In Proseries 2023, the Carryover worksheet is treating the credit on his 2022 NYS return as if it was a payment made with the return filing. This adds to state taxes paid in 2023 on his Schedule A which doesn't seem right (he didn't pay the tax, the entity did and his K-1 income has already been reduced by it). It doesn't matter to the 2023 result due to the SALT cap, but it really messes up the State & Local Income Tax Refund Worksheet that's used to determine if any 2022 state refunds are taxable.
Has anyone else noticed this? The PTE credits are so complicated that getting someone to even understand what I'm talking about is an issue. I think this is flying under the radar b/c the IRS hasn't adjusted the State & Local Income Tax Refund Worksheet in the 1040 instructions to handle refunds caused by PTE credits and Proseries is mishandling the PTE credit as a payment by the individual at the state level.

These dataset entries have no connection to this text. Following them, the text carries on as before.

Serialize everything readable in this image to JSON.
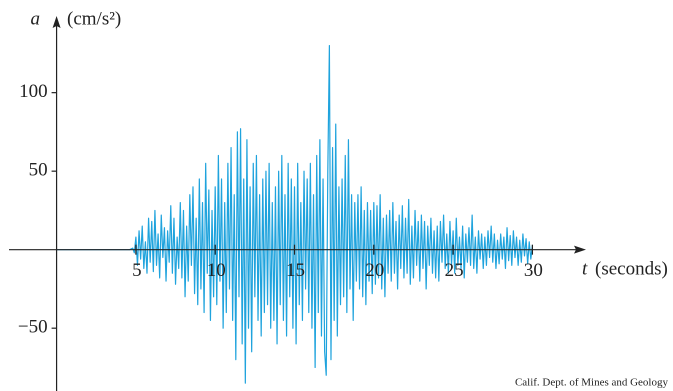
{
  "chart_data": {
    "type": "line",
    "y_label": "a",
    "y_unit": "(cm/s²)",
    "x_label": "t",
    "x_unit": "(seconds)",
    "source": "Calif. Dept. of Mines and Geology",
    "xlim": [
      -3,
      33
    ],
    "ylim": [
      -90,
      145
    ],
    "xticks": [
      5,
      10,
      15,
      20,
      25,
      30
    ],
    "yticks": [
      {
        "value": -50,
        "label": "−50"
      },
      50,
      100
    ],
    "grid": false,
    "x": [
      0,
      4.6,
      4.8,
      4.9,
      5.0,
      5.1,
      5.2,
      5.3,
      5.4,
      5.5,
      5.6,
      5.7,
      5.8,
      5.9,
      6.0,
      6.1,
      6.2,
      6.3,
      6.4,
      6.5,
      6.6,
      6.7,
      6.8,
      6.9,
      7.0,
      7.1,
      7.2,
      7.3,
      7.4,
      7.5,
      7.6,
      7.7,
      7.8,
      7.9,
      8.0,
      8.1,
      8.2,
      8.3,
      8.4,
      8.5,
      8.6,
      8.7,
      8.8,
      8.9,
      9.0,
      9.1,
      9.2,
      9.3,
      9.4,
      9.5,
      9.6,
      9.7,
      9.8,
      9.9,
      10.0,
      10.1,
      10.2,
      10.3,
      10.4,
      10.5,
      10.6,
      10.7,
      10.8,
      10.9,
      11.0,
      11.1,
      11.2,
      11.3,
      11.4,
      11.5,
      11.6,
      11.7,
      11.8,
      11.9,
      12.0,
      12.1,
      12.2,
      12.3,
      12.4,
      12.5,
      12.6,
      12.7,
      12.8,
      12.9,
      13.0,
      13.1,
      13.2,
      13.3,
      13.4,
      13.5,
      13.6,
      13.7,
      13.8,
      13.9,
      14.0,
      14.1,
      14.2,
      14.3,
      14.4,
      14.5,
      14.6,
      14.7,
      14.8,
      14.9,
      15.0,
      15.1,
      15.2,
      15.3,
      15.4,
      15.5,
      15.6,
      15.7,
      15.8,
      15.9,
      16.0,
      16.1,
      16.2,
      16.3,
      16.4,
      16.5,
      16.6,
      16.7,
      16.8,
      16.9,
      17.0,
      17.1,
      17.2,
      17.3,
      17.4,
      17.5,
      17.6,
      17.7,
      17.8,
      17.9,
      18.0,
      18.1,
      18.2,
      18.3,
      18.4,
      18.5,
      18.6,
      18.7,
      18.8,
      18.9,
      19.0,
      19.1,
      19.2,
      19.3,
      19.4,
      19.5,
      19.6,
      19.7,
      19.8,
      19.9,
      20.0,
      20.1,
      20.2,
      20.3,
      20.4,
      20.5,
      20.6,
      20.7,
      20.8,
      20.9,
      21.0,
      21.1,
      21.2,
      21.3,
      21.4,
      21.5,
      21.6,
      21.7,
      21.8,
      21.9,
      22.0,
      22.1,
      22.2,
      22.3,
      22.4,
      22.5,
      22.6,
      22.7,
      22.8,
      22.9,
      23.0,
      23.1,
      23.2,
      23.3,
      23.4,
      23.5,
      23.6,
      23.7,
      23.8,
      23.9,
      24.0,
      24.1,
      24.2,
      24.3,
      24.4,
      24.5,
      24.6,
      24.7,
      24.8,
      24.9,
      25.0,
      25.1,
      25.2,
      25.3,
      25.4,
      25.5,
      25.6,
      25.7,
      25.8,
      25.9,
      26.0,
      26.1,
      26.2,
      26.3,
      26.4,
      26.5,
      26.6,
      26.7,
      26.8,
      26.9,
      27.0,
      27.1,
      27.2,
      27.3,
      27.4,
      27.5,
      27.6,
      27.7,
      27.8,
      27.9,
      28.0,
      28.1,
      28.2,
      28.3,
      28.4,
      28.5,
      28.6,
      28.7,
      28.8,
      28.9,
      29.0,
      29.1,
      29.2,
      29.3,
      29.4,
      29.5,
      29.6,
      29.7,
      29.8,
      29.9,
      30.0
    ],
    "series": [
      {
        "color": "#1fa3dd",
        "values": [
          0,
          0,
          1,
          -2,
          8,
          -10,
          12,
          -6,
          15,
          -12,
          5,
          -15,
          20,
          -8,
          18,
          -14,
          25,
          -10,
          10,
          -18,
          22,
          -5,
          14,
          -20,
          12,
          -8,
          28,
          -15,
          20,
          -22,
          8,
          -12,
          30,
          -18,
          25,
          -30,
          15,
          -20,
          35,
          -10,
          40,
          -28,
          20,
          -35,
          45,
          -25,
          30,
          -40,
          55,
          -15,
          38,
          -45,
          25,
          -30,
          40,
          -35,
          60,
          -20,
          45,
          -50,
          30,
          -40,
          55,
          -25,
          65,
          -45,
          35,
          -70,
          75,
          -30,
          77,
          -60,
          45,
          -85,
          70,
          -50,
          40,
          -65,
          55,
          -30,
          60,
          -45,
          35,
          -55,
          45,
          -40,
          50,
          -35,
          55,
          -50,
          30,
          -45,
          40,
          -60,
          50,
          -35,
          60,
          -45,
          35,
          -55,
          55,
          -30,
          45,
          -50,
          40,
          -60,
          55,
          -35,
          30,
          -45,
          50,
          -25,
          45,
          -40,
          55,
          -50,
          35,
          -75,
          60,
          -40,
          70,
          -55,
          45,
          -65,
          -80,
          50,
          130,
          -70,
          65,
          -45,
          80,
          -55,
          40,
          -35,
          45,
          -30,
          60,
          -40,
          70,
          -25,
          35,
          -45,
          30,
          -20,
          35,
          -25,
          40,
          -30,
          25,
          -35,
          30,
          -20,
          25,
          -28,
          30,
          -22,
          28,
          -18,
          35,
          -25,
          20,
          -30,
          22,
          -15,
          25,
          -20,
          30,
          -15,
          18,
          -25,
          22,
          -12,
          28,
          -18,
          20,
          -15,
          32,
          -22,
          15,
          -18,
          25,
          -10,
          18,
          -20,
          22,
          -12,
          18,
          -25,
          15,
          -10,
          20,
          -15,
          12,
          -18,
          15,
          -20,
          18,
          -8,
          22,
          -12,
          10,
          -15,
          18,
          -10,
          12,
          -15,
          20,
          -10,
          8,
          -12,
          15,
          -18,
          10,
          -8,
          14,
          -10,
          22,
          -12,
          8,
          -15,
          12,
          -6,
          10,
          -12,
          8,
          -10,
          12,
          -5,
          15,
          -8,
          10,
          -12,
          6,
          -9,
          10,
          -6,
          8,
          -12,
          14,
          -7,
          9,
          -10,
          12,
          -5,
          8,
          -10,
          6,
          -8,
          10,
          -4,
          7,
          -9,
          5,
          -6,
          3
        ]
      }
    ]
  }
}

NY is the worst for PTET. I just checked some of my returns and I don't see what you are seeing. The ptet has nothing to do with federal return except lowering federal income. It the credit creates a state overpayment, then that is treated like any other overpayment.

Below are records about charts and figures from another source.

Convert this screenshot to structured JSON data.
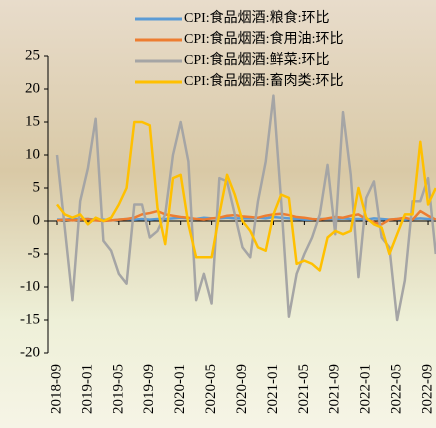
{
  "chart_data": {
    "type": "line",
    "categories": [
      "2018-09",
      null,
      null,
      null,
      "2019-01",
      null,
      null,
      null,
      "2019-05",
      null,
      null,
      null,
      "2019-09",
      null,
      null,
      null,
      "2020-01",
      null,
      null,
      null,
      "2020-05",
      null,
      null,
      null,
      "2020-09",
      null,
      null,
      null,
      "2021-01",
      null,
      null,
      null,
      "2021-05",
      null,
      null,
      null,
      "2021-09",
      null,
      null,
      null,
      "2022-01",
      null,
      null,
      null,
      "2022-05",
      null,
      null,
      null,
      "2022-09",
      null
    ],
    "series": [
      {
        "name": "CPI:食品烟酒:粮食:环比",
        "color": "#5b9bd5",
        "values": [
          0.2,
          0.2,
          0.3,
          0.3,
          0.3,
          0.2,
          0.2,
          0.1,
          0.2,
          0.3,
          0.2,
          0.3,
          0.2,
          0.3,
          0.3,
          0.4,
          0.5,
          0.4,
          0.3,
          0.5,
          0.4,
          0.4,
          0.5,
          0.4,
          0.4,
          0.4,
          0.5,
          0.4,
          0.6,
          0.5,
          0.4,
          0.3,
          0.2,
          0.2,
          0.3,
          0.3,
          0.3,
          0.4,
          0.3,
          0.3,
          0.2,
          0.4,
          0.3,
          0.2,
          0.3,
          0.2,
          0.3,
          0.4,
          0.3,
          0.2
        ]
      },
      {
        "name": "CPI:食品烟酒:食用油:环比",
        "color": "#ed7d31",
        "values": [
          0.1,
          0.2,
          0.1,
          0.2,
          0.3,
          0.1,
          0.0,
          0.1,
          0.2,
          0.3,
          0.5,
          1.0,
          1.2,
          1.5,
          1.0,
          0.8,
          0.6,
          0.5,
          0.3,
          0.2,
          0.4,
          0.5,
          0.8,
          0.9,
          0.7,
          0.6,
          0.5,
          0.8,
          1.0,
          1.1,
          0.9,
          0.6,
          0.5,
          0.3,
          0.2,
          0.4,
          0.6,
          0.5,
          0.8,
          1.0,
          0.3,
          -0.2,
          -0.5,
          0.2,
          0.3,
          0.5,
          0.2,
          1.5,
          0.8,
          0.2
        ]
      },
      {
        "name": "CPI:食品烟酒:鲜菜:环比",
        "color": "#a5a5a5",
        "values": [
          10,
          -1,
          -12,
          3,
          8,
          15.5,
          -3,
          -4.5,
          -8,
          -9.5,
          2.5,
          2.5,
          -2.5,
          -1.5,
          1,
          10,
          15,
          9,
          -12,
          -8,
          -12.5,
          6.5,
          6,
          1,
          -4,
          -5.5,
          3,
          9,
          19,
          3,
          -14.5,
          -8,
          -5,
          -2.5,
          1,
          8.5,
          -2,
          16.5,
          7,
          -8.5,
          3.5,
          6,
          -2.5,
          -4,
          -15,
          -9,
          3,
          3,
          6.5,
          -5
        ]
      },
      {
        "name": "CPI:食品烟酒:畜肉类:环比",
        "color": "#ffc000",
        "values": [
          2.5,
          1,
          0.5,
          1,
          -0.5,
          0.5,
          0,
          0.5,
          2.5,
          5,
          15,
          15,
          14.5,
          2,
          -3.5,
          6.5,
          7,
          -0.5,
          -5.5,
          -5.5,
          -5.5,
          1,
          7,
          4,
          0,
          -1.5,
          -4,
          -4.5,
          1,
          4,
          3.5,
          -6.5,
          -6,
          -6.5,
          -7.5,
          -2.5,
          -1.5,
          -2,
          -1.5,
          5,
          0.5,
          -0.5,
          -1,
          -5,
          -2,
          1,
          1,
          12,
          2.5,
          5
        ]
      }
    ],
    "ylim": [
      -20,
      25
    ],
    "yticks": [
      -20,
      -15,
      -10,
      -5,
      0,
      5,
      10,
      15,
      20,
      25
    ],
    "legend": "upper right"
  }
}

It should just lower Federal income, but it also treats the NY credit as an individual payment of state tax that is paid with the return and adds it to Sch A for the following year! Check for yourself. Go to a 2022 individual NY return (IT-203 is where I've seen it, NY non-resident, though I'd guess it applies to IT-201 as well) that has a PTET credit. Open the 2023 Federal return and look at the carryover worksheet and the Schedule A line 5. It carries the credit as an individual payment of tax, thereby not only deducting it on the partnership return (and reducing K-1 income) but also deducting it on the partner's Sch A.